A veces, es complicado priorizar. ¿Conseguir una alta notoriedad en el mercado? ¿Hacer todo lo posible por lograr la máxima diferenciación? ¿Poner el foco en una estrategia de posicionamiento que refleje mis valores de marca?
Los estrategas de marketing, al menos en los últimos años, están apostando con fuerza, y casi en exclusiva, por conseguir relevancia de marca en el mercado, invirtiendo casi todo el presupuesto en publicidad, RRPP y otras acciones de comunicación. Y eso a pesar de que saben que la mayor parte de lo que hacen no impacta en su cliente objetivo.
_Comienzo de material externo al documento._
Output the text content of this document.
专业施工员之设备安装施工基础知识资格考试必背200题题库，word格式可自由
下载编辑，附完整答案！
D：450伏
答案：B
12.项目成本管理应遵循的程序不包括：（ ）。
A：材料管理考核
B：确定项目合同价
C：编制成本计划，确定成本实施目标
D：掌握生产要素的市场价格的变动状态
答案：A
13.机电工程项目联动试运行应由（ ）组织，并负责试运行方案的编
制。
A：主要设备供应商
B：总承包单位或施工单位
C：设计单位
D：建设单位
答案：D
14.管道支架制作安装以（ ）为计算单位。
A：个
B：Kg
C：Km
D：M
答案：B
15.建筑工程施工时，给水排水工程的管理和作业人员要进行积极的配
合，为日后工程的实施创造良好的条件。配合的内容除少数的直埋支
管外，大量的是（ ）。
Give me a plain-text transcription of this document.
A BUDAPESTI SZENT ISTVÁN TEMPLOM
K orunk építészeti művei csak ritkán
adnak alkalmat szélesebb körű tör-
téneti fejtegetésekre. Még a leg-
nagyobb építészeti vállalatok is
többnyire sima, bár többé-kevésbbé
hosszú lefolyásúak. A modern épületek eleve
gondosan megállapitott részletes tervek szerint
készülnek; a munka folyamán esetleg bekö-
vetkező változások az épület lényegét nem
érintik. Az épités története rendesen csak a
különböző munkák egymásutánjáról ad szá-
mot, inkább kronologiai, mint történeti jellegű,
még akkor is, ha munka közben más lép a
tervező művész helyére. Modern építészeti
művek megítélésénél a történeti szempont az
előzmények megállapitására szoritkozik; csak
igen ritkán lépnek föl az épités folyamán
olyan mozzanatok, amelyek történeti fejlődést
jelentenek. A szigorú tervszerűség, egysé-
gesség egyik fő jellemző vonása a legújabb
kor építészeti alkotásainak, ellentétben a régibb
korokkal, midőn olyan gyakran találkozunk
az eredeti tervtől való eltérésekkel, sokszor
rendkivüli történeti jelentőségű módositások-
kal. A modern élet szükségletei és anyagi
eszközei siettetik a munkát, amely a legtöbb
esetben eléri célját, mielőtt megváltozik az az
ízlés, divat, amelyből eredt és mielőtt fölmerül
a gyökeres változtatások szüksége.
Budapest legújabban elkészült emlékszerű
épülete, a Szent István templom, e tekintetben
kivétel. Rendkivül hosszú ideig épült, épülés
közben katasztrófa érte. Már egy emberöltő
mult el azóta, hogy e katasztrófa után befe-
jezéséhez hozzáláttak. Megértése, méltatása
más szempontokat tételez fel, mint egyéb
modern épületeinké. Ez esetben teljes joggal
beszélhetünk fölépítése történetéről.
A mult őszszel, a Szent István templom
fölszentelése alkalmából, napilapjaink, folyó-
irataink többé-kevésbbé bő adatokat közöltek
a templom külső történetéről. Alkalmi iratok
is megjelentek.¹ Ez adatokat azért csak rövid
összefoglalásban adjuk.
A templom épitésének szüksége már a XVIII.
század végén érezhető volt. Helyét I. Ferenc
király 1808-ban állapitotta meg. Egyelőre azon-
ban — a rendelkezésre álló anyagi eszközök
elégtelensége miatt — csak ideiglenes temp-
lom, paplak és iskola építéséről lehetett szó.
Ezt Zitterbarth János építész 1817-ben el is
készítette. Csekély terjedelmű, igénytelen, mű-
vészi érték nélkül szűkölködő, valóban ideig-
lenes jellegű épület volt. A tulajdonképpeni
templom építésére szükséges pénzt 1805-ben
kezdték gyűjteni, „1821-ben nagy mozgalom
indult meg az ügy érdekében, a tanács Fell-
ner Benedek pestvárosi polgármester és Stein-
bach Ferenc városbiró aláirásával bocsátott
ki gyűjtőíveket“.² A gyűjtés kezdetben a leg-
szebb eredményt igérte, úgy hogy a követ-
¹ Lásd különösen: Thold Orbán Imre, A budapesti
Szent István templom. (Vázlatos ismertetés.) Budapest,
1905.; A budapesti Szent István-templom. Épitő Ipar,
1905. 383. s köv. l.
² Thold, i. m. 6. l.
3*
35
Otra manera de actuar con miopía estratégica.
Tener notoriedad es importante, pero también lo es un buen posicionamiento y cierto grado de diferenciación. Claro que verlo así requiere corregir esos ojos defectuosos. Y más tiempo y recursos que simplemente contratar espacios o ‘influencers’.
No hay una única receta válida para todas las empresas, no es lo mismo B2B que B2C, o productos de bajo valor que otros que suponen inversión.
La clave es detectar qué palanca es la que hay que mover más que otras para que el equilibrio entre estos tres elementos responda a la realidad de tu situación.